Nummi: the little car factory that could
23 November 2010
Ok guys, this is a great story. It’ll take maybe two hours to get through everything, but you don’t have to do it in one stretch, and it’s highly worth it anyways.
Step 1: This American Life
Listen to the This American Life episode on Nummi, a car plant in Fremont, CA where, in the 1980s, “Toyota showed GM the secrets of its production system: How it made cars of much higher quality and much lower cost than GM achieved”. The piece in itself is fantastic radio journalism as always. It also explains [and makes you wonder] why GM, 20 years later, was struggling to survive: why did it ever use what it had learned at Nummi?
Step 2: Wired
This is followed by a fanstastic Wired article titled How Elon Musk Turned Tesla Into the Car Company of the Future on 39 yo Musk—yesterday’s co-founder of PayPal now leading Tesla Motors, a new electric car company based in Palo Alto. This startup is Silicon Valley’s answer to Detroit’s inability to go beyond fuel-based engines and build on something sustainable, both economically and environmentally sound.

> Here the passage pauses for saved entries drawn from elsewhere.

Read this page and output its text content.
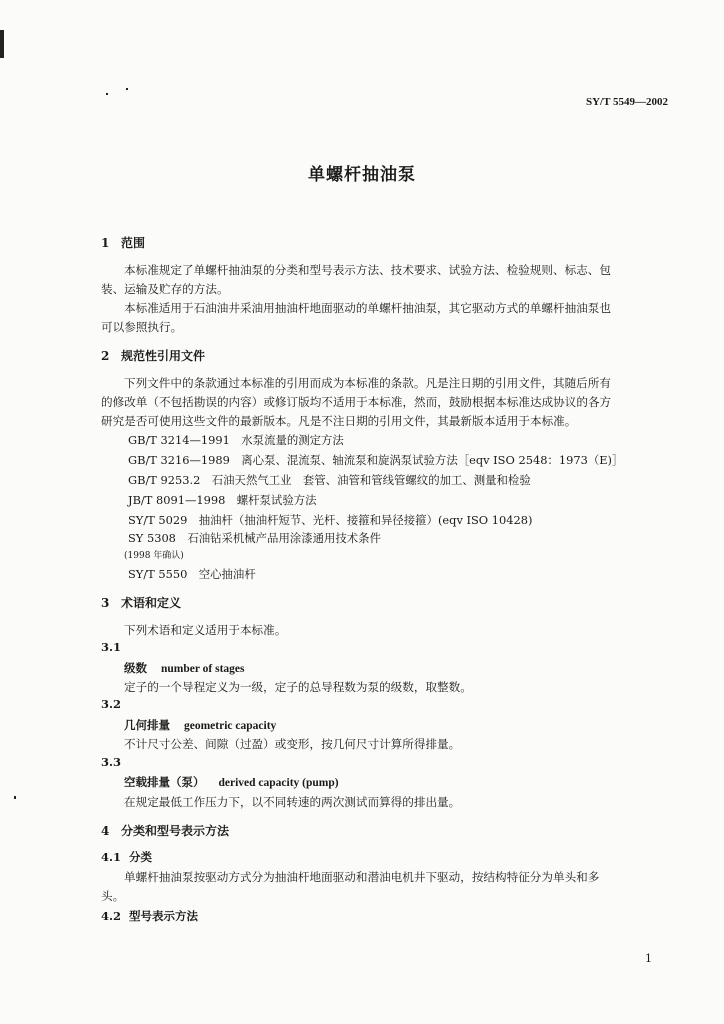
SY/T 5549—2002
单螺杆抽油泵
1 范围
本标准规定了单螺杆抽油泵的分类和型号表示方法、技术要求、试验方法、检验规则、标志、包
装、运输及贮存的方法。
本标准适用于石油油井采油用抽油杆地面驱动的单螺杆抽油泵，其它驱动方式的单螺杆抽油泵也
可以参照执行。
2 规范性引用文件
下列文件中的条款通过本标准的引用而成为本标准的条款。凡是注日期的引用文件，其随后所有
的修改单（不包括勘误的内容）或修订版均不适用于本标准，然而，鼓励根据本标准达成协议的各方
研究是否可使用这些文件的最新版本。凡是不注日期的引用文件，其最新版本适用于本标准。
GB/T 3214—1991　水泵流量的测定方法
GB/T 3216—1989　离心泵、混流泵、轴流泵和旋涡泵试验方法［eqv ISO 2548：1973（E)］
GB/T 9253.2　石油天然气工业　套管、油管和管线管螺纹的加工、测量和检验
JB/T 8091—1998　螺杆泵试验方法
SY/T 5029　抽油杆（抽油杆短节、光杆、接箍和异径接箍）(eqv ISO 10428)
SY 5308　石油钻采机械产品用涂漆通用技术条件
(1998 年确认)
SY/T 5550　空心抽油杆
3 术语和定义
下列术语和定义适用于本标准。
3.1
级数 number of stages
定子的一个导程定义为一级，定子的总导程数为泵的级数，取整数。
3.2
几何排量 geometric capacity
不计尺寸公差、间隙（过盈）或变形，按几何尺寸计算所得排量。
3.3
空载排量（泵） derived capacity (pump)
在规定最低工作压力下，以不同转速的两次测试而算得的排出量。
4 分类和型号表示方法
4.1 分类
单螺杆抽油泵按驱动方式分为抽油杆地面驱动和潜油电机井下驱动，按结构特征分为单头和多
头。
4.2 型号表示方法
1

Musk’s story is jaw-dropping: his perseverance, his sheer ability to move things forward no matter how difficult they seem, is unparalleled. His ex-wife notes: “Elon has huge steel balls, […] He truly does.”
But the best part is about the Nummi factory and how after years of decline and ignorance from GM, Toyota finally sold it to Tesla. And now the startup will get its first shot at mass-producing its first car: Toyota’s electric Rav4. It’s a great story really, and I wouldn’t be surprised if, unlike many car startups, this one might just stick around and eventually become a household name.